K Lindel et al. Radiother Oncol. 2001 Jan.

Abstract

Background and purpose: To update and summarize the experience at the Massachusetts General Hospital of a treatment program of high-dose preoperative irradiation, surgical re-resection, and intraoperative radiation therapy (IORT) as a salvage treatment for patients with recurrent rectal or rectosigmoid carcinoma.

Patients and methods: From June 1978 to February 1997, the records of 69 patients with locally recurrent rectal carcinomas or rectosigmoid carcinomas without metastases referred for consideration of IORT were reviewed. Forty-nine patients received IORT and local control and disease-free survival curves were calculated using the actuarial method of Kaplan-Meier.

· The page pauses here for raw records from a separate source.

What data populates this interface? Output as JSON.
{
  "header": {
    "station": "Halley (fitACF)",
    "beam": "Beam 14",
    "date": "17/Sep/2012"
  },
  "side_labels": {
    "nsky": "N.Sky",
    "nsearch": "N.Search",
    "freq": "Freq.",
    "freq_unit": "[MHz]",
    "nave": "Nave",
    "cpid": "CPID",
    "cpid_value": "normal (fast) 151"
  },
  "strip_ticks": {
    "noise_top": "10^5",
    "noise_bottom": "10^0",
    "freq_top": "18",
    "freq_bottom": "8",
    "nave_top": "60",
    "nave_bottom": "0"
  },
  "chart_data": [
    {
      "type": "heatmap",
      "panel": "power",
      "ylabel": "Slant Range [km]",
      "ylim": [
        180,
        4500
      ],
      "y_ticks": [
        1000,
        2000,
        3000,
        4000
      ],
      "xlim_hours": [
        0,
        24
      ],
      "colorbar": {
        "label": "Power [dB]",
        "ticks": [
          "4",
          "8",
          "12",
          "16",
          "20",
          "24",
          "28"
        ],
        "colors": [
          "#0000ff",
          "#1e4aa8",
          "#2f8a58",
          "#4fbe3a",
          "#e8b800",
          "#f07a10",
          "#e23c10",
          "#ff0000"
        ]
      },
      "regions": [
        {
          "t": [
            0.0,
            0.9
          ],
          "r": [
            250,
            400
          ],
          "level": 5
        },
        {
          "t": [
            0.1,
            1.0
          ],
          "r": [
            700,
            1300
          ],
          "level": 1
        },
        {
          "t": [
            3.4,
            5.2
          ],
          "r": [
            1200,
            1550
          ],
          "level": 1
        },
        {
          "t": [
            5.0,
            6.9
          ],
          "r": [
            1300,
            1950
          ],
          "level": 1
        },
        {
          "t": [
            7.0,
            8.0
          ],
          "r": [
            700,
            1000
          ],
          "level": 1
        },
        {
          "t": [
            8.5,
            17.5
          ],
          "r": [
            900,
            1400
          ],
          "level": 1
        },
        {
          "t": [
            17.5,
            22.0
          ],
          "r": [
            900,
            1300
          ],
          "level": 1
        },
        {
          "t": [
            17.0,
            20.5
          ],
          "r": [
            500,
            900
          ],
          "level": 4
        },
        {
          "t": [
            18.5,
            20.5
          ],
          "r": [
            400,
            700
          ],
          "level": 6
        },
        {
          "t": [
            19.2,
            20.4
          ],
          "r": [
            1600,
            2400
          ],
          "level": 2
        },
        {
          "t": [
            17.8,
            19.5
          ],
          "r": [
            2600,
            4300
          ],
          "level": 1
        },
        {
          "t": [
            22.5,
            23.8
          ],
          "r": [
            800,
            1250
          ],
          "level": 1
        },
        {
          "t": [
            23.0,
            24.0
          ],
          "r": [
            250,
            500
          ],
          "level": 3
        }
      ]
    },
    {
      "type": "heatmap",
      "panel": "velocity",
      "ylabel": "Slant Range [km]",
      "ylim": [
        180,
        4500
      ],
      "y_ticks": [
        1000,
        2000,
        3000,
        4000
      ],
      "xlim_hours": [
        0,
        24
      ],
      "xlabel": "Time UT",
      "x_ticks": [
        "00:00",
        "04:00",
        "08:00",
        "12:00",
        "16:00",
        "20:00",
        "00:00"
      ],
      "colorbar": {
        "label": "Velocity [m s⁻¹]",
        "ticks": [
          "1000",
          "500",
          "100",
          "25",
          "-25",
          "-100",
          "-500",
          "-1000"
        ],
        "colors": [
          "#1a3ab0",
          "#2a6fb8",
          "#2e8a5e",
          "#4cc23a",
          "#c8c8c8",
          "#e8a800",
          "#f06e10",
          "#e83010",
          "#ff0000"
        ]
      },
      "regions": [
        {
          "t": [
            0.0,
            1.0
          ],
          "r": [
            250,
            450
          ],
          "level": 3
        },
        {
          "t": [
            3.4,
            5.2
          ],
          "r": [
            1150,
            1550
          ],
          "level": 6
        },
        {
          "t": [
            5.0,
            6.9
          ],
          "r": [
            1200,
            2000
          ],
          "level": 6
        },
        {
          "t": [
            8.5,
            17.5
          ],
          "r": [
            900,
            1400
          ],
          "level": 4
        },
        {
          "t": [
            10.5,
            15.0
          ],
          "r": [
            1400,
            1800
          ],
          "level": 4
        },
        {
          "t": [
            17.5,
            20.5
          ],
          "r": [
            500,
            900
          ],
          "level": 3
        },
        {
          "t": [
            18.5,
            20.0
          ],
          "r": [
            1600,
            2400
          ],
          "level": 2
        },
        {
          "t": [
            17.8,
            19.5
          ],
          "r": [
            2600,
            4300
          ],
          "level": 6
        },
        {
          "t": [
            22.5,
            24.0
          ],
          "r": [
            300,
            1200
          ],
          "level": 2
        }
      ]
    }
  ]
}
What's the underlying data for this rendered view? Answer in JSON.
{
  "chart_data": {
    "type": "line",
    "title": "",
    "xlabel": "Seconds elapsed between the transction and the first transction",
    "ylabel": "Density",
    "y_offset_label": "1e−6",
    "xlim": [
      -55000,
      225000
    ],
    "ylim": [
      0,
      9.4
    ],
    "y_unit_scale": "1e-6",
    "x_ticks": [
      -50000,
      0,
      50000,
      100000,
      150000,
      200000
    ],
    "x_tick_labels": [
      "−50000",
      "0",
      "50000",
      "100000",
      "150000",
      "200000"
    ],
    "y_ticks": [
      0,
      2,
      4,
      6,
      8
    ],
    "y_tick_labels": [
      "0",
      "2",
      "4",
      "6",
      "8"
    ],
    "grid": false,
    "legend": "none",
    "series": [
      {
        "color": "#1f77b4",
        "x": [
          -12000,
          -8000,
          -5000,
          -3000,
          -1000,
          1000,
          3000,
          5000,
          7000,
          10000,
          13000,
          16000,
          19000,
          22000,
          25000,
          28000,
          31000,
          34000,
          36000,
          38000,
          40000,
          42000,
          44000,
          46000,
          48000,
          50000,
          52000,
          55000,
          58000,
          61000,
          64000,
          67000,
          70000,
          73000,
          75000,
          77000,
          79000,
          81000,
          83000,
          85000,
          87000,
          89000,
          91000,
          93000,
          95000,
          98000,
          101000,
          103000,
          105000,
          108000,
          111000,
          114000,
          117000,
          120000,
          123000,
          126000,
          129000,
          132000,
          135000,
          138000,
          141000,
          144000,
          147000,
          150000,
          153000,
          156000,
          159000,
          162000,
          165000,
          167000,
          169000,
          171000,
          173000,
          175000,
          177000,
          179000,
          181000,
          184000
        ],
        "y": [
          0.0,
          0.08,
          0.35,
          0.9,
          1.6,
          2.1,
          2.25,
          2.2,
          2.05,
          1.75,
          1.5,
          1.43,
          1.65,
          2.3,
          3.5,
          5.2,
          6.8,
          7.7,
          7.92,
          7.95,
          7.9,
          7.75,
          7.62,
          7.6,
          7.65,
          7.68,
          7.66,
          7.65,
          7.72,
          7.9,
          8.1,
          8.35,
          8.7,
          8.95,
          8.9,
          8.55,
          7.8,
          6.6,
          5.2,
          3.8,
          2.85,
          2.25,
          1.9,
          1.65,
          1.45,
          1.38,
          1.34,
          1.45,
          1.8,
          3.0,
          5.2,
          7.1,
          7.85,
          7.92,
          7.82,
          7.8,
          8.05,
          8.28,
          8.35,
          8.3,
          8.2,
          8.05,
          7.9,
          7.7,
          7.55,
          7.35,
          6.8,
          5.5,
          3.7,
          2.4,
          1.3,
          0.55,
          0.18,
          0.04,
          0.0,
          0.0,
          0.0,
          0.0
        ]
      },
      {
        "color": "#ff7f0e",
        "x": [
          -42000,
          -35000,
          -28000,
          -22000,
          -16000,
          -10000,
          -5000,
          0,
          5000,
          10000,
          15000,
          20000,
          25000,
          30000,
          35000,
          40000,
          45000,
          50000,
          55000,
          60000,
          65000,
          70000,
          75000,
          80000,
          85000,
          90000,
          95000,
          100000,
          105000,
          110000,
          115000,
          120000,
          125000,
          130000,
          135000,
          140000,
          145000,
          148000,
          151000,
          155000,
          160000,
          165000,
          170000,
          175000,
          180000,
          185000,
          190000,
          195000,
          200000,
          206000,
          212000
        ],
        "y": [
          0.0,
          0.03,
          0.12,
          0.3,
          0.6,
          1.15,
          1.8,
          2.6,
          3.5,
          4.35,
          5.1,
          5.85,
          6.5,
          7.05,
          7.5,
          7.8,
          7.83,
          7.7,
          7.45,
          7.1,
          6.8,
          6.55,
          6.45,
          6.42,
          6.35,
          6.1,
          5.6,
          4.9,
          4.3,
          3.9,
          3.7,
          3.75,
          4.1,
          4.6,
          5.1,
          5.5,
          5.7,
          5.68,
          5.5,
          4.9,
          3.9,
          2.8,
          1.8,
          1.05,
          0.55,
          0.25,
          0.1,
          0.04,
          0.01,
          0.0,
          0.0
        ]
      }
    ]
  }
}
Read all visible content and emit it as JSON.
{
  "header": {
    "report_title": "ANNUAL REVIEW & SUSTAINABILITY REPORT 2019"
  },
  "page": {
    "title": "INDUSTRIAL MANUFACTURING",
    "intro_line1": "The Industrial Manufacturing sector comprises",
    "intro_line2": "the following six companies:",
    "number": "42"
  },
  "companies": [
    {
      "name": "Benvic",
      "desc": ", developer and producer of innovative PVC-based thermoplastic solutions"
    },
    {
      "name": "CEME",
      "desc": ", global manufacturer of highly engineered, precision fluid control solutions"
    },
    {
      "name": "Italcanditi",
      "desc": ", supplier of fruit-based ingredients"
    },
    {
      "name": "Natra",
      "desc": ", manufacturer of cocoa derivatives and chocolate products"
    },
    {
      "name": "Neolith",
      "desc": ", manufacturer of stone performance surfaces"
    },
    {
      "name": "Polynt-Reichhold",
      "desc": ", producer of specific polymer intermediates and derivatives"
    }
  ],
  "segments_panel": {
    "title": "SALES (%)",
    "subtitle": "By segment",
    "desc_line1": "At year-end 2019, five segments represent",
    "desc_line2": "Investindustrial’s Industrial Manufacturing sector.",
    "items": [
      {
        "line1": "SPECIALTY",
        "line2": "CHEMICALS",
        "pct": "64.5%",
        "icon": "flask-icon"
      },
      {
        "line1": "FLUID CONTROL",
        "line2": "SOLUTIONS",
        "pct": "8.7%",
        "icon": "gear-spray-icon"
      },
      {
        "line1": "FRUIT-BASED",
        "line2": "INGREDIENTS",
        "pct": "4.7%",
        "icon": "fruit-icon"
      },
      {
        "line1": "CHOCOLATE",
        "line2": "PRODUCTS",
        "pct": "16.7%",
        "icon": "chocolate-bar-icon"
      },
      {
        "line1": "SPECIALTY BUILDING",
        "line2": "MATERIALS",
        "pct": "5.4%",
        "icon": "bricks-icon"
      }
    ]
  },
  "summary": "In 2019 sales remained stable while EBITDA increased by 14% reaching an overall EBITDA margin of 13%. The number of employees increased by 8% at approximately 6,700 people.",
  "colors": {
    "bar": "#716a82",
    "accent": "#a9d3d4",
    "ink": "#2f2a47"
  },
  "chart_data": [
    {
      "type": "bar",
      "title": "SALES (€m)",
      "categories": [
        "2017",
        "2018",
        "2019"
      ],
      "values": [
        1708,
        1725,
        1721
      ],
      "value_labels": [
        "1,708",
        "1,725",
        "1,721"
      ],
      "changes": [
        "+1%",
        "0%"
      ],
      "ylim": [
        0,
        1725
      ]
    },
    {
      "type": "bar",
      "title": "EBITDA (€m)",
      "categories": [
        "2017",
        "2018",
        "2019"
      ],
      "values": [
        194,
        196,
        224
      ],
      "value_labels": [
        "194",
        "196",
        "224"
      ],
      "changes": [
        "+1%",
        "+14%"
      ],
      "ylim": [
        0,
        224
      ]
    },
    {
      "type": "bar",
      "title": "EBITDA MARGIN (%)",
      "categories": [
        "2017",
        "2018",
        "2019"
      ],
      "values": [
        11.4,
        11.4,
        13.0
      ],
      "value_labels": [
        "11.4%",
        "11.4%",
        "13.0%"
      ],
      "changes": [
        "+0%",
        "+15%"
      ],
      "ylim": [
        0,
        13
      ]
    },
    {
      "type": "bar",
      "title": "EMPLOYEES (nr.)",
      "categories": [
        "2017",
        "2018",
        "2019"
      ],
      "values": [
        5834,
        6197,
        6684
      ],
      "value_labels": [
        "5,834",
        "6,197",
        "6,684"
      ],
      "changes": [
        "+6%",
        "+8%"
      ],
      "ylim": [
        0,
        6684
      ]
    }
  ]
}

Results: The 5-year overall survival, local control and disease-free survival rates of 49 patients receiving IORT were 27, 35, and 20%, respectively. Thirty-four patients who underwent a macroscopic complete resection had a significantly better 5-year overall survival than the remaining 15 patients with gross residual disease (33 vs. 13%, P=0.05, log rank). For those patients, local control and disease-free survival rates were 46 and 27%, respectively. Patients with a microscopic complete resection had a superior 5-year overall survival than partially resected patients (40 vs. 14%, P=0.0001, log rank). Chemotherapy had no significant influence on overall or disease-free survival.

Conclusion: The current analysis shows the importance of a microscopic complete resection in a multi-modality approach with IORT for survival and local control. Salvage is rare for patients undergoing subtotal resection.